A coisa julgada não é efeito da sentença; não decorre do conteúdo da decisão; não significa eficácia objetiva ou subjetiva da sentença: é apenas a imutabilidade dos efeitos da sentença, adquirida com o trânsito em julgado[3].
Ocorre o trânsito em julgado de uma sentença quando dela não cabem mais recursos, operando-se a coisa julgada formal.
A grande problemática da extensão da coisa julgada nas ações coletivas teve que ser enfrentada para se instituir a defesa coletiva em juízo, pois para a teoria clássica a coisa julgada ficava limita às partes do processo, o que deixaria sem utilidade prática as ações coletivas.
Sobre esse ponto a doutrina teceu severas críticas à teoria clássica:
“Se a coisa julgada no processo coletivo ficasse classicamente limitada apenas às partes formais do processo onde foi proferida, então qualquer colegitimado, que não tivesse participado do processo coletivo, poderia propor novamente a mesma ação, discutindo os mesmos fatos e fazendo o mesmo pedido...[...] de que adiantaria formar-se um título executivo que não iria sequer beneficiar os lesados individuais, que não foram partes no processo?”[4]

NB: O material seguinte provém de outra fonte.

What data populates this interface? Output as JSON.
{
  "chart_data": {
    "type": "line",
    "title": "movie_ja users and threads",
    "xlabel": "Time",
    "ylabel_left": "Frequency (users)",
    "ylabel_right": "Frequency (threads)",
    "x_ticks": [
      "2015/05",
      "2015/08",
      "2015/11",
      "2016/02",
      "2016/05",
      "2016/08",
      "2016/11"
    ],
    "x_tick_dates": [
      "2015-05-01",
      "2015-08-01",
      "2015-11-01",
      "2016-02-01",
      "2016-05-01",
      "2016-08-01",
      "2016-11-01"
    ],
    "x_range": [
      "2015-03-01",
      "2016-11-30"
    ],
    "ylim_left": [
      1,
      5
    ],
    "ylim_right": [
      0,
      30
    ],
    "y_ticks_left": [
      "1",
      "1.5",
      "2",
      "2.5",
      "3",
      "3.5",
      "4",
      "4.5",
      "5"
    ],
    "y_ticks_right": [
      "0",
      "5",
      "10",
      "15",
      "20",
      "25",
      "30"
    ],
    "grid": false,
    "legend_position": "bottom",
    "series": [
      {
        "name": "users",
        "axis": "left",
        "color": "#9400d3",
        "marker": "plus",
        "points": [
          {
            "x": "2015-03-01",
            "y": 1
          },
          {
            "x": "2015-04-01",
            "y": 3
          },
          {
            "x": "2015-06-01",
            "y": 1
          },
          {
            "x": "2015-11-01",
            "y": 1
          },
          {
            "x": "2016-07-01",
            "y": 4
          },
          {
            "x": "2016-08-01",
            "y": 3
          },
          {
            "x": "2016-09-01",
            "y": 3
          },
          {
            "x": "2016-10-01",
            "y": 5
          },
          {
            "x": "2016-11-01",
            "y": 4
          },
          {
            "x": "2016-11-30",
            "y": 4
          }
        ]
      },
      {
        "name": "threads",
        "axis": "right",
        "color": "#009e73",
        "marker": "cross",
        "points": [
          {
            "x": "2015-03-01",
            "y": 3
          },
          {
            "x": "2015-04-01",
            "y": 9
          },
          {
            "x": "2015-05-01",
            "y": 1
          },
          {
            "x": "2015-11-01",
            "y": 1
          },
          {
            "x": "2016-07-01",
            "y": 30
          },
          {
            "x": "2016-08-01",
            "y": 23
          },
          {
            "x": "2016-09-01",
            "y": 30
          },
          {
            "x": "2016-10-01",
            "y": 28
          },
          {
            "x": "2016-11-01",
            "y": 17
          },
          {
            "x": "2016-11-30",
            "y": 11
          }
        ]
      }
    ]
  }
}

A solução encontrada veio com a Lei de Ação Civil Pública, Lei nº 7.347/1985, que se inspirando no modelo trazido pela Lei de Ação Popular, trouxe em seu art.16 o comando de que a sentença proferida em ação civil pública faria coisa julgada erga omnes, exceto em caso de improcedência por falta de provas, caso em que outra ação poderia ser movida, sob idêntico fundamento, desde que instruída com provas novas:
Art. 16. A sentença civil fará coisa julgada erga omnes, nos limites da competência territorial do órgão prolator, exceto se o pedido for julgado improcedente por insuficiência de provas, hipótese em que qualquer legitimado poderá intentar outra ação com idêntico fundamento, valendo-se de nova prova. (Redação dada pela Lei nº 9.494, de 10.9.1997)[5]
Muito embora a redação original do citado artigo 16 tenha sido alterada pela Lei nº 9.494/97, confundindo limites da coisa julgada com competência territorial, entende-se que sua essência foi mantida, pois permaneceu o condicionamento da coisa julgada ao resultado do processo e às provas produzidas, tratando-se de coisa julgada secundum eventum litis, que protege as pretensões individuais no caso de improcedência da ação coletiva.
Há extensão dos limites subjetivos da autoridade da coisa julgada coletiva, sempre para beneficiar vítimas ou interessados, não sendo por outro motivo que o art. 83 do CDC permite todos os tipos de ações para a tutela dos direitos nele previstos.
Ao reverso, a coisa julgada secundum eventum probationis é a que ocorre nos casos de improcedência da ação, quando devemos verificar o fundamento e a qualidade da prova produzida, uma vez que o autor da ação não é titular exclusivo do direito material, sendo possível um controle que envolve a negligência e a má-fé, autorizando o ajuizamento de nova ação coletiva por qualquer colegitimado, inclusive pelo autor da primeira demanda, desde que existam provas novas.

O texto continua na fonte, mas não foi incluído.